Voor mijn vertrek naar het werk ravot ik extra lang met de poes. ’s Nachts is hij alleen en slaapt, dus in de morgen wil hij heen en weer rossen door het huis. Na twintig minuten vind ik het genoeg. Ga jij maar lekker tv kijken, zeg ik tegen hem. De vorige avond heb ik erg gelachen omdat hij vogelgeluiden uit de beeldbuis hoorde komen en de kwestie minstens een kwartier bleef onderzoeken.

De stafvergadering duurt tot kwart voor zes. Eindeloos wordt doorgezanikt over wat ons de volgende dag bij KPMG te wachten staat. Ik volg de minuten op de wandklok. Het lijkt op een gijzeling. Ik verdenk de baas ervan, dat hij ons het liefst de hele nacht hier zou houden. Onvermijdelijk dwalen mijn gedachten af naar de vorige bijeenkomst, gehouden op de hei. Erg ver kwamen we niet. We zaten in een zaaltje bij het Amsterdamse Bos, naast of boven een tent waar je voorheen kip-in-het-pannetje kon eten. De baas kwam te laat, liet ieder van ons wachten en werd door het liberale staflid op zijn nummer gezet. De baas zette meteen zijn huilgezicht op: kan ik er wat aan doen?

Ik ben die dag in een serieuze ruzie met hem beland. Waar hij de kool en de geit wil sparen, stel ik de zaak op scherp.
We kunnen twee dingen doen. Ofwel we nemen het bestaande personeel als uitgangspunt en passen de activiteiten aan op de mogelijkheden die dit geeft. Dit vraagt veel bijscholing en het is de vraag of we het daarmee redden. Ofwel we bepalen waaraan een nieuw Bureau moet voldoen om op de vrije markt te kunnen overleven en selecteren hier geschikt personeel voor.
Baas ontplofte bijna.
Monk wil ons allemaal ontslaan! Nou, denk maar niet dat jij dan weer wordt aangenomen!
Ik blijf kalm en sla terug.
In dat geval moeten we inderdaad allemaal solliciteren en ik denk dat er op de salariskosten flink bezuinigd zal moeten worden. Een bedrijf gaat niet alleen over geld verdienen, maar ook over kostenbeheersing.
De baas zit minstens vier salarisschalen boven mij, dus hij weet wat ik bedoel: in de nieuwe herberg is voor hem geen plek.
Het conflict veroorzaakt enige hilariteit, maar daar blijft het bij.
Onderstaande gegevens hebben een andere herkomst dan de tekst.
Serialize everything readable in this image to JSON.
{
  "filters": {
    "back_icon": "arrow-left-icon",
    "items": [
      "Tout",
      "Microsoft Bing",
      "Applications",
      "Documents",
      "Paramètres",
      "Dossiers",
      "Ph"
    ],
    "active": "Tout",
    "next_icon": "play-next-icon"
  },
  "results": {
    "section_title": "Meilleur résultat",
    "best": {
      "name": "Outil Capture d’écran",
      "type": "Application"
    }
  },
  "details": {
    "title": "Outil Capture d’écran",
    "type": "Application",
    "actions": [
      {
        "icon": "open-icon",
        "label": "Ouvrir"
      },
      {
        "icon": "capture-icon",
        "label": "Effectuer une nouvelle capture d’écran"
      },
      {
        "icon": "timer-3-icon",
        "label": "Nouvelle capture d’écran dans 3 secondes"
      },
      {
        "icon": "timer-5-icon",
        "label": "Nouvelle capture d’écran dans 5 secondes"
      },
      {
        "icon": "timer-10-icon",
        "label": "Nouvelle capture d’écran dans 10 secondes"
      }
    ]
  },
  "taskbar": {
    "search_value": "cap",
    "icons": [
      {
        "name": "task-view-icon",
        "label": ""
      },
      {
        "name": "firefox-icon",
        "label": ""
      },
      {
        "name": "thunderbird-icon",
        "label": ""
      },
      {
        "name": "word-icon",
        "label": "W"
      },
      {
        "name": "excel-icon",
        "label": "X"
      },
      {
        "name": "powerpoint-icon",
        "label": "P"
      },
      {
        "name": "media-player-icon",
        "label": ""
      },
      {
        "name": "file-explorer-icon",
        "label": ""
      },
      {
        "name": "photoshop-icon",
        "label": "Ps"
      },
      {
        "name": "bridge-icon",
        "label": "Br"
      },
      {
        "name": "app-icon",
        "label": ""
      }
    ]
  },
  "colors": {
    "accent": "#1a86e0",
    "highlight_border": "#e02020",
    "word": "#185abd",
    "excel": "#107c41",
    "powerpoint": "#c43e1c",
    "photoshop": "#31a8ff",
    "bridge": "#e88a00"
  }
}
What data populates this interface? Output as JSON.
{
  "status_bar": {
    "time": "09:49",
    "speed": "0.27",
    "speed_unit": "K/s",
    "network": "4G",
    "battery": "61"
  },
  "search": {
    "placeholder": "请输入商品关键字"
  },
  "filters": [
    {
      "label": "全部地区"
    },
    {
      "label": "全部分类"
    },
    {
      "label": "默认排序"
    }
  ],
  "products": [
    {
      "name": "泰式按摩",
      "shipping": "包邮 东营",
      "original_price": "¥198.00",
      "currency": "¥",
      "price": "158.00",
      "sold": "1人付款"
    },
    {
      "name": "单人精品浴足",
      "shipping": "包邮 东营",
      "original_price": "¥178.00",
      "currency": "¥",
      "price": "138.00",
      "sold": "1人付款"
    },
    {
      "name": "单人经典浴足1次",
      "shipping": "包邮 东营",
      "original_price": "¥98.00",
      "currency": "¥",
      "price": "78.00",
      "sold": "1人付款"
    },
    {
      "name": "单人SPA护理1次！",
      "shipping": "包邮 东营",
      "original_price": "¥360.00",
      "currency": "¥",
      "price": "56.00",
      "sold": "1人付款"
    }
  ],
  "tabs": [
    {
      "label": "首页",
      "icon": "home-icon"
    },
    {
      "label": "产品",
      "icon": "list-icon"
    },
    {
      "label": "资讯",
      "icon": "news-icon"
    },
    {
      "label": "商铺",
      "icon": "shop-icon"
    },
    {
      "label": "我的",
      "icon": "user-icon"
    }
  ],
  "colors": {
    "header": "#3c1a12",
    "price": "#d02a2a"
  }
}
Thuisgekomen vind ik papieren die ik geacht wordt door te nemen voor de volgende dag . Ze zijn bedoeld om naar KPMG mee te brengen. Ik eet met tegenzin, speel met mijn harige huisgenoot en kruip om tien uur in bed. Met ademhalingsoefeningen probeer ik in slaap te geraken.

Aan de balie van het KPMG kantoor staat een medewerker, type jasje-dasje. Ik zie gelijk dat hij niet de echte portier is. Hij taxeert in een oogwenk mijn sobere kleding en informeert naar de reden van mijn bezoek.
Ik kom voor het CBSR.
De man bestudeert een computerscherm. In alle bedrijven staan computers, behalve op ons kantoor.
Waar staat dat voor?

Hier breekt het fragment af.